Secara umum, toko perhiasan di Indonesia membagi kategori emas menjadi dua jenis utama, yaitu:

  • Emas Muda (Kadar Rendah) Emas muda biasanya memiliki kadar di bawah 50%. Jenis yang paling populer adalah 9 karat (kadar emas sekitar 37,5%) dan 10 karat hingga 14 karat (kadar emas sekitar 41% – 58%). Keunggulan emas muda adalah harganya yang jauh lebih terjangkau dan durabilitasnya yang sangat tinggi karena campuran logam lainnya lebih dominan. Emas muda sangat cocok untuk perhiasan yang dipakai sehari-hari.
  • Emas Tua (Kadar Tinggi) Emas tua adalah perhiasan dengan kadar emas di atas 50%. Pilihan yang paling sering dicari adalah 17 karat (kadar 70%) dan 18 karat (kadar 75%). Emas 18 karat sering dianggap sebagai gold standard untuk perhiasan mewah karena memiliki keseimbangan yang sempurna antara kilau warna kuning emas yang indah dan daya tahan fisik perhiasan tersebut. Ada juga emas 22 karat (kadar 91,6%) yang biasanya ditemukan pada perhiasan tradisional, meski teksturnya cenderung lebih lunak.

3. Mengapa Mengetahui Kadar Emas itu Penting?

Selain memengaruhi daya tahan perhiasan, jenis kadar emas sangat menentukan nilai jual kembali (buyback) dan sensitivitas kulit kamu. Emas dengan kadar tinggi (emas tua) cenderung lebih aman untuk orang yang memiliki kulit sensitif atau alergi terhadap logam seperti nikel.
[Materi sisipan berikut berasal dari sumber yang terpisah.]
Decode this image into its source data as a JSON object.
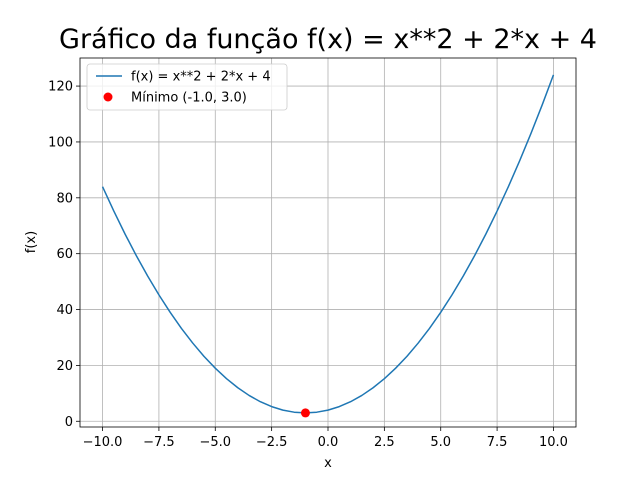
{
  "chart_data": {
    "type": "line",
    "title": "Gráfico da função f(x) = x**2 + 2*x + 4",
    "xlabel": "x",
    "ylabel": "f(x)",
    "xlim": [
      -11,
      11
    ],
    "ylim": [
      -2.05,
      130.05
    ],
    "x_ticks": [
      -10.0,
      -7.5,
      -5.0,
      -2.5,
      0.0,
      2.5,
      5.0,
      7.5,
      10.0
    ],
    "x_tick_labels": [
      "−10.0",
      "−7.5",
      "−5.0",
      "−2.5",
      "0.0",
      "2.5",
      "5.0",
      "7.5",
      "10.0"
    ],
    "y_ticks": [
      0,
      20,
      40,
      60,
      80,
      100,
      120
    ],
    "y_tick_labels": [
      "0",
      "20",
      "40",
      "60",
      "80",
      "100",
      "120"
    ],
    "grid": true,
    "legend_position": "top-left",
    "series": [
      {
        "name": "f(x) = x**2 + 2*x + 4",
        "color": "#1f77b4",
        "x": [
          -10,
          -9.5,
          -9,
          -8.5,
          -8,
          -7.5,
          -7,
          -6.5,
          -6,
          -5.5,
          -5,
          -4.5,
          -4,
          -3.5,
          -3,
          -2.5,
          -2,
          -1.5,
          -1,
          -0.5,
          0,
          0.5,
          1,
          1.5,
          2,
          2.5,
          3,
          3.5,
          4,
          4.5,
          5,
          5.5,
          6,
          6.5,
          7,
          7.5,
          8,
          8.5,
          9,
          9.5,
          10
        ],
        "y": [
          84,
          75.25,
          67,
          59.25,
          52,
          45.25,
          39,
          33.25,
          28,
          23.25,
          19,
          15.25,
          12,
          9.25,
          7,
          5.25,
          4,
          3.25,
          3,
          3.25,
          4,
          5.25,
          7,
          9.25,
          12,
          15.25,
          19,
          23.25,
          28,
          33.25,
          39,
          45.25,
          52,
          59.25,
          67,
          75.25,
          84,
          93.25,
          103,
          113.25,
          124
        ]
      }
    ],
    "points": [
      {
        "name": "Mínimo (-1.0, 3.0)",
        "color": "#ff0000",
        "x": -1.0,
        "y": 3.0
      }
    ]
  }
}
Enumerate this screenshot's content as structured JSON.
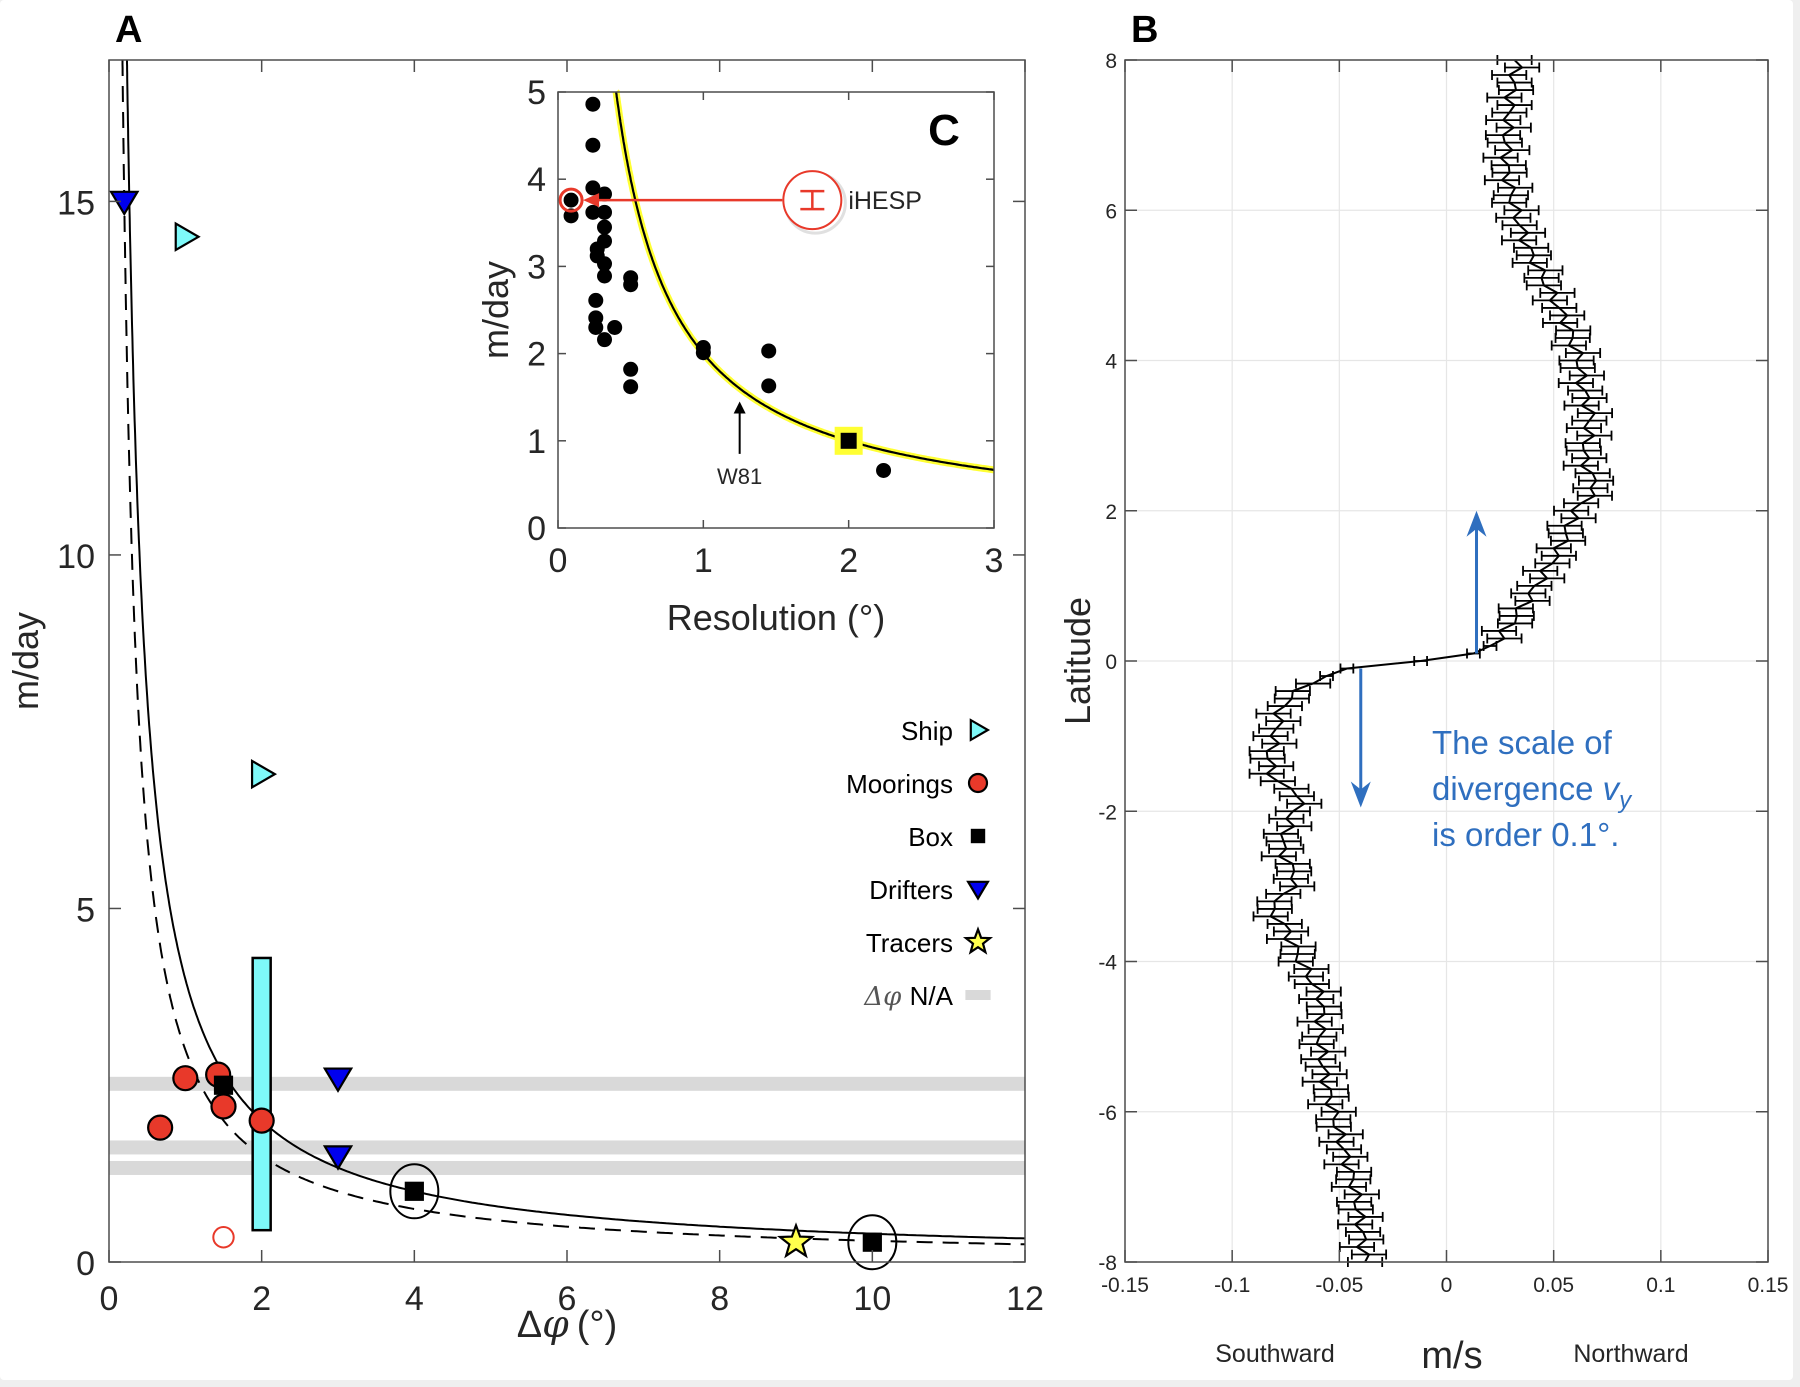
{
  "figure": {
    "panel_labels": {
      "a": "A",
      "b": "B",
      "c": "C"
    }
  },
  "chart_data": [
    {
      "id": "panelA",
      "type": "scatter",
      "title": "",
      "panel_label": "A",
      "xlabel": "Δφ (°)",
      "xlabel_symbol": "Δ",
      "xlabel_var": "φ",
      "xlabel_unit": "(°)",
      "ylabel": "m/day",
      "xlim": [
        0,
        12
      ],
      "ylim": [
        0,
        17
      ],
      "xticks": [
        0,
        2,
        4,
        6,
        8,
        10,
        12
      ],
      "yticks": [
        0,
        5,
        10,
        15
      ],
      "grid": false,
      "legend_position": "right-middle",
      "curves": [
        {
          "name": "solid fit",
          "style": "solid",
          "coefficient": 4,
          "formula": "y = 4/x"
        },
        {
          "name": "dashed fit",
          "style": "dashed",
          "coefficient": 3,
          "formula": "y = 3/x"
        }
      ],
      "na_bands": [
        2.52,
        1.62,
        1.33
      ],
      "range_bar": {
        "series": "Ship",
        "x": 2.0,
        "ymin": 0.45,
        "ymax": 4.3
      },
      "series": [
        {
          "name": "Ship",
          "marker": "triangle-right",
          "color": "#7ef9f9",
          "points": [
            [
              1.0,
              14.5
            ],
            [
              2.0,
              6.9
            ]
          ]
        },
        {
          "name": "Moorings",
          "marker": "circle",
          "color": "#e8392a",
          "points": [
            [
              0.67,
              1.9
            ],
            [
              1.0,
              2.6
            ],
            [
              1.43,
              2.65
            ],
            [
              1.5,
              2.2
            ],
            [
              2.0,
              2.0
            ]
          ]
        },
        {
          "name": "Moorings (open)",
          "marker": "open-circle",
          "color": "#e8392a",
          "points": [
            [
              1.5,
              0.35
            ]
          ]
        },
        {
          "name": "Box",
          "marker": "square",
          "color": "#000000",
          "points": [
            [
              1.5,
              2.5
            ],
            [
              4.0,
              1.0
            ],
            [
              10.0,
              0.28
            ]
          ],
          "circled": [
            [
              4.0,
              1.0
            ],
            [
              10.0,
              0.28
            ]
          ]
        },
        {
          "name": "Drifters",
          "marker": "triangle-down",
          "color": "#0000ee",
          "points": [
            [
              0.2,
              15.0
            ],
            [
              3.0,
              2.6
            ],
            [
              3.0,
              1.5
            ]
          ]
        },
        {
          "name": "Tracers",
          "marker": "star",
          "color": "#ffff4d",
          "points": [
            [
              9.0,
              0.28
            ]
          ]
        }
      ],
      "legend": [
        {
          "label": "Ship",
          "marker": "triangle-right",
          "color": "#7ef9f9"
        },
        {
          "label": "Moorings",
          "marker": "circle",
          "color": "#e8392a"
        },
        {
          "label": "Box",
          "marker": "square",
          "color": "#000000"
        },
        {
          "label": "Drifters",
          "marker": "triangle-down",
          "color": "#0000ee"
        },
        {
          "label": "Tracers",
          "marker": "star",
          "color": "#ffff4d"
        },
        {
          "label": "N/A",
          "label_prefix": "Δφ",
          "marker": "band",
          "color": "#d9d9d9"
        }
      ]
    },
    {
      "id": "panelC",
      "type": "scatter",
      "panel_label": "C",
      "xlabel": "Resolution (°)",
      "ylabel": "m/day",
      "xlim": [
        0,
        3
      ],
      "ylim": [
        0,
        5
      ],
      "xticks": [
        0,
        1,
        2,
        3
      ],
      "yticks": [
        0,
        1,
        2,
        3,
        4,
        5
      ],
      "grid": false,
      "curve": {
        "style": "solid-with-yellow-halo",
        "coefficient": 2,
        "formula": "y = 2/x",
        "halo_color": "#ffff33"
      },
      "points": [
        [
          0.24,
          4.86
        ],
        [
          0.24,
          4.39
        ],
        [
          0.24,
          3.9
        ],
        [
          0.09,
          3.58
        ],
        [
          0.32,
          3.83
        ],
        [
          0.24,
          3.62
        ],
        [
          0.32,
          3.62
        ],
        [
          0.32,
          3.45
        ],
        [
          0.32,
          3.29
        ],
        [
          0.27,
          3.2
        ],
        [
          0.27,
          3.12
        ],
        [
          0.32,
          3.03
        ],
        [
          0.32,
          2.89
        ],
        [
          0.5,
          2.87
        ],
        [
          0.5,
          2.79
        ],
        [
          0.26,
          2.61
        ],
        [
          0.26,
          2.41
        ],
        [
          0.26,
          2.3
        ],
        [
          0.39,
          2.3
        ],
        [
          0.32,
          2.16
        ],
        [
          0.5,
          1.82
        ],
        [
          0.5,
          1.62
        ],
        [
          1.0,
          2.07
        ],
        [
          1.0,
          2.01
        ],
        [
          1.45,
          2.03
        ],
        [
          1.45,
          1.63
        ],
        [
          2.24,
          0.66
        ]
      ],
      "highlight_point": {
        "label": "iHESP",
        "x": 0.09,
        "y": 3.76,
        "color": "#e8392a"
      },
      "box_point": {
        "x": 2.0,
        "y": 1.0,
        "halo_color": "#ffff33"
      },
      "annotations": [
        {
          "text": "W81",
          "x": 1.25,
          "arrow_from_y": 0.85,
          "arrow_to_y": 1.45
        },
        {
          "text": "iHESP",
          "callout_x": 1.75,
          "callout_y": 3.76
        }
      ]
    },
    {
      "id": "panelB",
      "type": "line",
      "panel_label": "B",
      "xlabel": "m/s",
      "xlabel_left": "Southward",
      "xlabel_right": "Northward",
      "ylabel": "Latitude",
      "xlim": [
        -0.15,
        0.15
      ],
      "ylim": [
        -8,
        8
      ],
      "xticks": [
        -0.15,
        -0.1,
        -0.05,
        0,
        0.05,
        0.1,
        0.15
      ],
      "xtick_labels": [
        "-0.15",
        "-0.1",
        "-0.05",
        "0",
        "0.05",
        "0.1",
        "0.15"
      ],
      "yticks": [
        -8,
        -6,
        -4,
        -2,
        0,
        2,
        4,
        6,
        8
      ],
      "grid": true,
      "errorbar_step_deg": 0.1,
      "errorbar_halfwidth": 0.008,
      "errorbar_halfwidth_equator": 0.003,
      "profile": [
        [
          -8,
          -0.038
        ],
        [
          -7.5,
          -0.04
        ],
        [
          -7,
          -0.043
        ],
        [
          -6.5,
          -0.048
        ],
        [
          -6,
          -0.053
        ],
        [
          -5.5,
          -0.057
        ],
        [
          -5,
          -0.059
        ],
        [
          -4.5,
          -0.058
        ],
        [
          -4,
          -0.068
        ],
        [
          -3.5,
          -0.076
        ],
        [
          -3.3,
          -0.083
        ],
        [
          -3.1,
          -0.075
        ],
        [
          -2.9,
          -0.07
        ],
        [
          -2.5,
          -0.077
        ],
        [
          -2.1,
          -0.073
        ],
        [
          -1.8,
          -0.067
        ],
        [
          -1.6,
          -0.08
        ],
        [
          -1.3,
          -0.083
        ],
        [
          -1.0,
          -0.08
        ],
        [
          -0.6,
          -0.077
        ],
        [
          -0.3,
          -0.065
        ],
        [
          -0.1,
          -0.045
        ],
        [
          0,
          -0.015
        ],
        [
          0.1,
          0.015
        ],
        [
          0.3,
          0.025
        ],
        [
          0.5,
          0.03
        ],
        [
          1.0,
          0.042
        ],
        [
          1.5,
          0.053
        ],
        [
          2.0,
          0.06
        ],
        [
          2.3,
          0.07
        ],
        [
          2.7,
          0.064
        ],
        [
          3.0,
          0.066
        ],
        [
          3.3,
          0.067
        ],
        [
          3.7,
          0.063
        ],
        [
          4.0,
          0.062
        ],
        [
          4.5,
          0.056
        ],
        [
          5.0,
          0.047
        ],
        [
          5.5,
          0.038
        ],
        [
          6.0,
          0.032
        ],
        [
          6.5,
          0.028
        ],
        [
          7.0,
          0.028
        ],
        [
          7.5,
          0.03
        ],
        [
          8.0,
          0.033
        ]
      ],
      "arrows": [
        {
          "direction": "up",
          "x": 0.014,
          "from_lat": 0.1,
          "to_lat": 2.0,
          "color": "#2f6fbf"
        },
        {
          "direction": "down",
          "x": -0.04,
          "from_lat": -0.1,
          "to_lat": -1.95,
          "color": "#2f6fbf"
        }
      ],
      "annotation": {
        "lines": [
          "The scale of",
          "divergence ",
          "is order 0.1°."
        ],
        "math_var": "v",
        "math_sub": "y",
        "color": "#2f6fbf"
      }
    }
  ]
}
Selain itu, harga perhiasan tentu saja mengikuti fluktuasi pasar global. Sebelum kamu memutuskan untuk transaksi, sangat disarankan untuk memantau dinamika grafiknya secara real-time. Kamu bisa langsung mengecek Harga Emas Hari ini agar bisa mendapatkan estimasi harga terbaik sesuai dengan bujet yang kamu miliki.

Kesimpulan

Memilih perhiasan emas bukan hanya soal estetika dan model yang cantik, tetapi juga tentang kecerdasan membaca nilai investasinya melalui kadar karat. Jika fokus kamu adalah ketahanan untuk dipakai harian dengan bujet terbatas, emas muda bisa jadi opsi. Namun, jika kamu mencari kilau yang mewah sekaligus nilai investasi jangka panjang yang baik, emas tua 18 karat adalah pilihan yang paling bijak.

Selalu pastikan kamu membeli perhiasan di toko yang terpercaya dan menyertakan nota resmi yang mencantumkan berat serta kadar emasnya secara transparan!